Tuesday, September 8, 2009
The Widow's Mite
The Widow's Mite by James Tissot.
The line that gets me from the Widow's Mite is that she gave "all she had." I think of this righteous woman who held nothing in reserve, and I am amazed at her faith. Too often I'm only willing to give what's comfortable, not everything.(From Luke 21: 1-4)
Widow’s Mite- Poverty
We were never well-to-do, even when Thomas was alive, but his death made things so difficult. I’ve been able to subsist from trading a few things from my meager garden and helping the women near me with mending and housework for a loaf of bread or a basket of figs. Rarely do I even see money anymore. Then one day Doris, my neighbor, grew ill. For three weeks I sat at her bedside, doing the best I could for her, mopping her brow and trying to lift her spirits with a gentle word. I also cooked as best I could and gave the children a little direction. Finally, I could see the warmth returning to her cheeks, and we all rejoiced.
As I prepared to leave, her kind husband handed me two mites. It was the first coin money I had seen in months. I clutched it to my chest all the way home and then paused. Had not God sustained me during this difficult time? It had been so long since I had given him anything in return. Granted, the reason was I had nothing to give but, looking at the coins in my hand, I rejoiced that I could go to the temple and make an offering to Him who had sustained me.
As I turned, I looked down at my worn shift and robe. The two mites could purchase new fabric. Then my gaze flitted to the roof which leaked during the rainy season. It could be mended for the amount in my hands and I’d have enough left over for a veritable feast. Yet I knew what I must do, and marched down the dusty road, not looking back.
Without anyone seeing me, I slipped past the wealthy men who brought their great gifts and stood in the corner.
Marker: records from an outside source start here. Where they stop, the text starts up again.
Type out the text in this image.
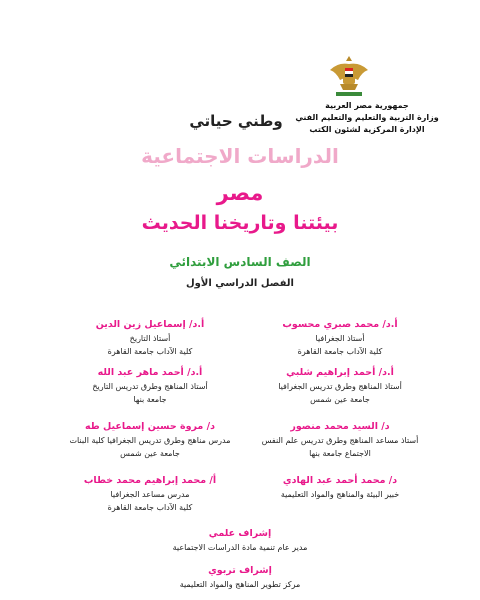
جمهورية مصر العربية
وزارة التربية والتعليم والتعليم الفني
الإدارة المركزية لشئون الكتب
وطني حياتي
الدراسات الاجتماعية
مصر
بيئتنا وتاريخنا الحديث
الصف السادس الابتدائي
الفصل الدراسي الأول
أ.د/ محمد صبري محسوب
أستاذ الجغرافيا
كلية الآداب جامعة القاهرة
أ.د/ إسماعيل زين الدين
أستاذ التاريخ
كلية الآداب جامعة القاهرة
أ.د/ أحمد إبراهيم شلبي
أستاذ المناهج وطرق تدريس الجغرافيا
جامعة عين شمس
أ.د/ أحمد ماهر عبد الله
أستاذ المناهج وطرق تدريس التاريخ
جامعة بنها
د/ السيد محمد منصور
أستاذ مساعد المناهج وطرق تدريس علم النفس
الاجتماع جامعة بنها
د/ مروة حسين إسماعيل طه
مدرس مناهج وطرق تدريس الجغرافيا كلية البنات
جامعة عين شمس
د/ محمد أحمد عبد الهادي
خبير البيئة والمناهج والمواد التعليمية
أ/ محمد إبراهيم محمد خطاب
مدرس مساعد الجغرافيا
كلية الآداب جامعة القاهرة
إشراف علمي
مدير عام تنمية مادة الدراسات الاجتماعية
إشراف تربوي
مركز تطوير المناهج والمواد التعليمية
Seeing their riches, I wondered why the Lord would even care about my simple offering. I almost faltered and hoped that no one saw me as I slipped the two mites in the box, giving all that I had with faith in my heart that somewhere, somehow the Lord would provide.
I don’t know if anyone saw me or whether my small token even made a difference to anyone else, but it made a difference to me. As I walked away, I knew my sacrifice was accepted of the Lord and I was filled with peace.